Key Characteristics of a Binary File:

• Machine-readable: The data in a binary file is encoded in binary form (i.e., a series of 0s and 1s), which can be directly executed or processed by the computer.
• Not human-readable: If you try to open a binary file in a text editor, it will appear as a series of nonsensical or garbled characters because it's not encoded as readable text.
• Specific Formats: Binary files can store many types of data:
  • Executable code: Programs or software that can be run by a computer.
  • Data: Complex data structures such as images, audio, machine learning models, and more.
  • Efficient Storage: Binary files are more compact and efficient because they store data directly in the format the computer needs, without the need for encoding it as readable text.

Examples of Binary Files:

• Executable files: Programs like .exe on Windows or .bin on Unix-based systems.
• Multimedia files: Images, audio, and video (e.g., .png, .mp3, .mp4).
• Compiled code: Code that has been converted from a programming language into machine instructions (e.g., .o or .so files).
• Machine learning models: Files like LLaMA 3.1 model, which store the parameters (weights) learned during training.

Inspecting a Binary File:

You can open or "inspect" the contents of a binary file using tools like a hex editor or command-line utilities like hexdump or xxd. These tools display the binary data as hexadecimal numbers and corresponding ASCII characters where possible. However, this representation won't be particularly useful for understanding the contents of something like a machine learning model, because:

• The data is encoded for machines: The numbers represent complex patterns and structures (such as model weights, biases, and connections) that are used by the system during inference, but not meaningful in their raw form to humans.
• Lack of context: Without the code or algorithms that created or use the binary file, inspecting the raw data doesn't reveal how it functions or what its values mean.

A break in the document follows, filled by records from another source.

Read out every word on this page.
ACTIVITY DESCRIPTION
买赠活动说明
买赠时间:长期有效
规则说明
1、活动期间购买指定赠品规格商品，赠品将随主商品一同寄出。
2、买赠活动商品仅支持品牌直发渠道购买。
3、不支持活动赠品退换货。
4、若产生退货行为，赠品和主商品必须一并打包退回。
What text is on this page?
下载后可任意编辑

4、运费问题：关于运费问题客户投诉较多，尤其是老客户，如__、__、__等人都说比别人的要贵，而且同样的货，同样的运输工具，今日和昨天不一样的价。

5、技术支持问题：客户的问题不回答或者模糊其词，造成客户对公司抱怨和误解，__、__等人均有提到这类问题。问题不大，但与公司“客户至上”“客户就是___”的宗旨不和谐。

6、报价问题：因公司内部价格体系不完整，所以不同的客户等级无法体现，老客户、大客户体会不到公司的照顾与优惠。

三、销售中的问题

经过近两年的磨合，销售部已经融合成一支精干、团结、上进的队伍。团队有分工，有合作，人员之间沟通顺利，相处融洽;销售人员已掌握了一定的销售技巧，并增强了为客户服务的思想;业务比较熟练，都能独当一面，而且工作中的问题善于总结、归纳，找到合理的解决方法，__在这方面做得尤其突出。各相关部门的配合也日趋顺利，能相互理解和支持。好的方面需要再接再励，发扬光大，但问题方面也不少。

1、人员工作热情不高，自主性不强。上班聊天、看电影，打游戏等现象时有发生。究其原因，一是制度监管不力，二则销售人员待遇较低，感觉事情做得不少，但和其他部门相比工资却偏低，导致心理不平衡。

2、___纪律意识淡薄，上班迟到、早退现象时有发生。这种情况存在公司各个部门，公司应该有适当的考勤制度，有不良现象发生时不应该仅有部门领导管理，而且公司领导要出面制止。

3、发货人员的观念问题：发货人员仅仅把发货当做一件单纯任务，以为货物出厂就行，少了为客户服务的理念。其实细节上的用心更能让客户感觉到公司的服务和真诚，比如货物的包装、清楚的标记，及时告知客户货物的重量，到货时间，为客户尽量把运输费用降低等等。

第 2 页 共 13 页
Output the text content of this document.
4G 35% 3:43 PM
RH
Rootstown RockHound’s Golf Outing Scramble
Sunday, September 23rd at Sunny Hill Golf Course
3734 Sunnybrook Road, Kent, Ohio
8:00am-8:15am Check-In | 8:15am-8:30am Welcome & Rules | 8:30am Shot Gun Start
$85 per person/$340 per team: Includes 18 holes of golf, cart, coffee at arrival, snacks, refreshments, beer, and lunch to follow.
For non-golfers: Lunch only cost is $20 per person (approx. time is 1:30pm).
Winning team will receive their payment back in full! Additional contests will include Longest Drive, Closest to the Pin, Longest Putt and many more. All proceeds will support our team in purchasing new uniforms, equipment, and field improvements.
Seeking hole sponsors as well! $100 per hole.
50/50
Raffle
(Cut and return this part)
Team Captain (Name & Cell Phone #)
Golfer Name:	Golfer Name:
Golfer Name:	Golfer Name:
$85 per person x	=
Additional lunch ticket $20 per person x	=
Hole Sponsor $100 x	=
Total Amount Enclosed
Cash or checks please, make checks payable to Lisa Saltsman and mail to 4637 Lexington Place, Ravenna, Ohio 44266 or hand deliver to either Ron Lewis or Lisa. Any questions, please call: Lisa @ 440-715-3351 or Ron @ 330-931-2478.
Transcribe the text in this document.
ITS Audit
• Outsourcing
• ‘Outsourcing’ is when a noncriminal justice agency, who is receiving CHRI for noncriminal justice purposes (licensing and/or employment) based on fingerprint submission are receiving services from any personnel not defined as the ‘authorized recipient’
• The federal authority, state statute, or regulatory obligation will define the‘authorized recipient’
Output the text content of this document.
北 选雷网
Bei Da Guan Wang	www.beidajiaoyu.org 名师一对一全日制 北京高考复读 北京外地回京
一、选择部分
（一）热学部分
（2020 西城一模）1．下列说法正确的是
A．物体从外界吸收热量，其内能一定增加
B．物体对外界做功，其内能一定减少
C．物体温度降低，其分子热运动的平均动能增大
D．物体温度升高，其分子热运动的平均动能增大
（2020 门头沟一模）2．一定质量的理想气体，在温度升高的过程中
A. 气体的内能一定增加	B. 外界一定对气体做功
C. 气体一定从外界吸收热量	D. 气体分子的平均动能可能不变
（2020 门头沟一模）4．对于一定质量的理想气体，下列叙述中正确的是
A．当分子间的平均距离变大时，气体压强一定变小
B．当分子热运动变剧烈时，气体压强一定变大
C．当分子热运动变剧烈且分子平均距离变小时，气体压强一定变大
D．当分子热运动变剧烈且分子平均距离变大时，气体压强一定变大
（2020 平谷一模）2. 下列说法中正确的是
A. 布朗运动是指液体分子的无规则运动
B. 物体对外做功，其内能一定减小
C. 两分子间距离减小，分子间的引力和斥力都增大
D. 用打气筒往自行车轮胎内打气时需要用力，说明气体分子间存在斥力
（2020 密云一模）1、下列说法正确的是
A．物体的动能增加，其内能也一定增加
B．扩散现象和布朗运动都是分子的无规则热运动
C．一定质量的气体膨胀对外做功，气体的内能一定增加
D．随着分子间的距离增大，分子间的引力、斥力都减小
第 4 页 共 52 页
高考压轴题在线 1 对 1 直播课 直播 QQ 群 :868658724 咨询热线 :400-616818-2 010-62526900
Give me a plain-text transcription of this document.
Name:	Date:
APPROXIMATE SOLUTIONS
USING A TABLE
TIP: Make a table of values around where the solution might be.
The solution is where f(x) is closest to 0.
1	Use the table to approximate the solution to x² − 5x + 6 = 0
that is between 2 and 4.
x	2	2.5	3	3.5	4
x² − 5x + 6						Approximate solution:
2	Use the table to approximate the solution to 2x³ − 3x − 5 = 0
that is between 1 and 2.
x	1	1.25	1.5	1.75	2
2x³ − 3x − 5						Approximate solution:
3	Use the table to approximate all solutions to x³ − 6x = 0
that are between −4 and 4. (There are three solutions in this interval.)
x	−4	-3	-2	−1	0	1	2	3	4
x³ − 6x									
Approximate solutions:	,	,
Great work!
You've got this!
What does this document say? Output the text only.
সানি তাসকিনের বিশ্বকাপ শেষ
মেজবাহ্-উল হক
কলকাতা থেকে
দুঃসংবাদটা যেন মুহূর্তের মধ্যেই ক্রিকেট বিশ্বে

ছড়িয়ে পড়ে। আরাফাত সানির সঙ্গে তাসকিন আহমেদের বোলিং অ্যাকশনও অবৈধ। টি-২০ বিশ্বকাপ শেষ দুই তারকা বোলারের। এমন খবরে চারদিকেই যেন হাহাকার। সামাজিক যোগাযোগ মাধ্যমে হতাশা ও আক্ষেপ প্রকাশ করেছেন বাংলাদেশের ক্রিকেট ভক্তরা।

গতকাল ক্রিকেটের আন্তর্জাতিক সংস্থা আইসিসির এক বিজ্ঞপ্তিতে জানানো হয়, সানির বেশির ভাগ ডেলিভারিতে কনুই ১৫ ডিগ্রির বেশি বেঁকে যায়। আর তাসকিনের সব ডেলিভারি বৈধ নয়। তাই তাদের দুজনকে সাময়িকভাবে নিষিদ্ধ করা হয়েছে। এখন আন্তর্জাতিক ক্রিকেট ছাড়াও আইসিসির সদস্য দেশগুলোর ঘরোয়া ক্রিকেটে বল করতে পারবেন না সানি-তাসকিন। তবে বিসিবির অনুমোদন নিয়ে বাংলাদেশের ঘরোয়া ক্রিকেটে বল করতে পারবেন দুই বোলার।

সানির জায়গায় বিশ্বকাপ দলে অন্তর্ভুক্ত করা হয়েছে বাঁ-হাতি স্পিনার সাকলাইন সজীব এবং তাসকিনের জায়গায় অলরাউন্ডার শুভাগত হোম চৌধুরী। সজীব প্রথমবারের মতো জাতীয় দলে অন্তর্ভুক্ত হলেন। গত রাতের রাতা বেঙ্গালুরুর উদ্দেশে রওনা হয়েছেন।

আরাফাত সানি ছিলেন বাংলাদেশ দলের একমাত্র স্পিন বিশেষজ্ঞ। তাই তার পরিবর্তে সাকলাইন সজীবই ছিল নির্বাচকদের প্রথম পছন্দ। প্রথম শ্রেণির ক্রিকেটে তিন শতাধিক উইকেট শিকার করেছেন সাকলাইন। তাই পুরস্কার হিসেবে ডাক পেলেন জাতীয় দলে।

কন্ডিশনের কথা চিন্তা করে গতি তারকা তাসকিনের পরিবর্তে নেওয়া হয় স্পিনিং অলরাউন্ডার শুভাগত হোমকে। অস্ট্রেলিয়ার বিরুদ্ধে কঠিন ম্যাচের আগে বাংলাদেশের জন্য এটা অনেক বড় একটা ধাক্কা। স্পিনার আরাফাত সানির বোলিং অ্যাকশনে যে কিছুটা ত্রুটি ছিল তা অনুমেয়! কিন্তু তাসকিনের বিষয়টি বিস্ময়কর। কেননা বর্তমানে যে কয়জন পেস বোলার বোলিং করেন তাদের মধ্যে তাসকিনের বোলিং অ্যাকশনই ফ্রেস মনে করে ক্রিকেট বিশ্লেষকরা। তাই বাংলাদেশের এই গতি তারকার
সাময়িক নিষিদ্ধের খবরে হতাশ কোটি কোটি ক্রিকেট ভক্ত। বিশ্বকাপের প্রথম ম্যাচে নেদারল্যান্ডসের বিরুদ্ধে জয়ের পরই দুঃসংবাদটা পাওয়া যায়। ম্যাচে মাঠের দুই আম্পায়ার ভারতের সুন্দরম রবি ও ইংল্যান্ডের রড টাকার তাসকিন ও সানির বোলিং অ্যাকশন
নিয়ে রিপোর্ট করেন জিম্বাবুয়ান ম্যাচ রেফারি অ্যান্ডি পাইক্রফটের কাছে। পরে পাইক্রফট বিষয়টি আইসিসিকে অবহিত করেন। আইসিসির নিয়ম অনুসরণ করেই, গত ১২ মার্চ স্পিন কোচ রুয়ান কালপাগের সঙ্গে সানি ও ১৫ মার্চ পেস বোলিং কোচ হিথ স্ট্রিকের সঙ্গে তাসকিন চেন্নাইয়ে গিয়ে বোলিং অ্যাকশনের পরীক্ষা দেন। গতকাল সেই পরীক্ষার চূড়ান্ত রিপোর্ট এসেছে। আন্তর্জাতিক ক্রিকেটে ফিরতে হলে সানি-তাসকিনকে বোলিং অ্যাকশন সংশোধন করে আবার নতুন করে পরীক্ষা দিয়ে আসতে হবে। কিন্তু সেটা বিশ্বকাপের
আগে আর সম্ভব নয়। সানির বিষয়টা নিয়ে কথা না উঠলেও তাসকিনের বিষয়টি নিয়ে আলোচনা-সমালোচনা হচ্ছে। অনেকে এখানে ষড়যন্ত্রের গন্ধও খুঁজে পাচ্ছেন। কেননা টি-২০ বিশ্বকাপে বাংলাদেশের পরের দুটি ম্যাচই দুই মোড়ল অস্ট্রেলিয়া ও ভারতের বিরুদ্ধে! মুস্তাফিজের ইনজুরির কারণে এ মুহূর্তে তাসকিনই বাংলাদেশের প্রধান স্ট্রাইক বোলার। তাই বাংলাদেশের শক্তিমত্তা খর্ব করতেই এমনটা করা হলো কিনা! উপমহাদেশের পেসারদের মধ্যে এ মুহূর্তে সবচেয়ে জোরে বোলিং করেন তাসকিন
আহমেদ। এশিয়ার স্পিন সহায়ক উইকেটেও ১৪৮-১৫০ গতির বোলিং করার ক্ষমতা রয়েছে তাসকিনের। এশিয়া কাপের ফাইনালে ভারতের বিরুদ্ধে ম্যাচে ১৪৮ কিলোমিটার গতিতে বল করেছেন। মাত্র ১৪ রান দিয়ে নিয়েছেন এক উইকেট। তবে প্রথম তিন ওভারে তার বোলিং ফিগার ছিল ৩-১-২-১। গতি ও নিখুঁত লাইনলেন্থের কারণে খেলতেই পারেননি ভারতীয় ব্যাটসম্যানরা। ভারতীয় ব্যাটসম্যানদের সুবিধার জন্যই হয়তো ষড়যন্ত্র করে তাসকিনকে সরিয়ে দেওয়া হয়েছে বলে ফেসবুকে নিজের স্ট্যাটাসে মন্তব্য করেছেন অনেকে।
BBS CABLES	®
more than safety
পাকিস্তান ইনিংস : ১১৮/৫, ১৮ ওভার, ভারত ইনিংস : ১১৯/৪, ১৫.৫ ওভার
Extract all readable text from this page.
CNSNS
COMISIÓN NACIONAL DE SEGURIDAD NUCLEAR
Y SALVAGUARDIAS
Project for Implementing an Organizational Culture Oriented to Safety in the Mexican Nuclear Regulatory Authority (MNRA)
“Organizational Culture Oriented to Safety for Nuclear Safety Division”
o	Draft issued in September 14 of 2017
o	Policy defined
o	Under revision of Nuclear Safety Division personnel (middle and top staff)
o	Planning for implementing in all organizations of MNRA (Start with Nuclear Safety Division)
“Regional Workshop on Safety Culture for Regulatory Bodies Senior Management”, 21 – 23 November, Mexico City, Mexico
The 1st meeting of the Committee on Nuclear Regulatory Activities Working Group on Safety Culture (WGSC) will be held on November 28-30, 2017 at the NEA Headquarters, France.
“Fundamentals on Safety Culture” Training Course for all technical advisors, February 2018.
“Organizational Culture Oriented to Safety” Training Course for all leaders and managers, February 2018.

Example of Inspecting a Binary File:

If you want to see what the inside of the file looks like, you could use a tool like xxd in a terminal:

xxd sha256-8eeb52dfb3bb9aefdf9d1ef24b3bdbcfbe82238798c4b918278320b6fcef18fe | less

This would output something like:

00000000: 4d5a 9000 0300 0000 0400 0000 ffff 0000  MZ..............
00000010: b800 0000 0000 0000 4000 0000 0000 0000  ........@.......

You'll see hexadecimal values (e.g., 4d5a) and their ASCII representation (e.g., MZ) side by side. For large files like machine learning models, you'll see huge blocks of numbers, which represent model weights and other parameters.

Why It Doesn't Make Sense to Inspect Directly:

• Model weights: The bulk of the content is numeric data, like floating-point numbers that represent the learned parameters of the neural network. These are matrices and tensors that only make sense when processed by software like PyTorch or TensorFlow.
• Encoded information: There's no inherent human-readable information. For example, you won’t see labels like "neuron" or "layer"—just a sequence of values that have been learned during the training process.

How to Make It Useful:

• Load it using the right software: To actually make sense of the contents, you'd need to load the binary model file into an appropriate framework (e.g., PyTorch) that understands its structure and can interpret it, showing details like layer structure, weights, and activations.
• Model inspection tools: After loading the model, you can use model visualization tools (like Netron for neural networks) to explore the architecture or inspect individual layer parameters in a more understandable format.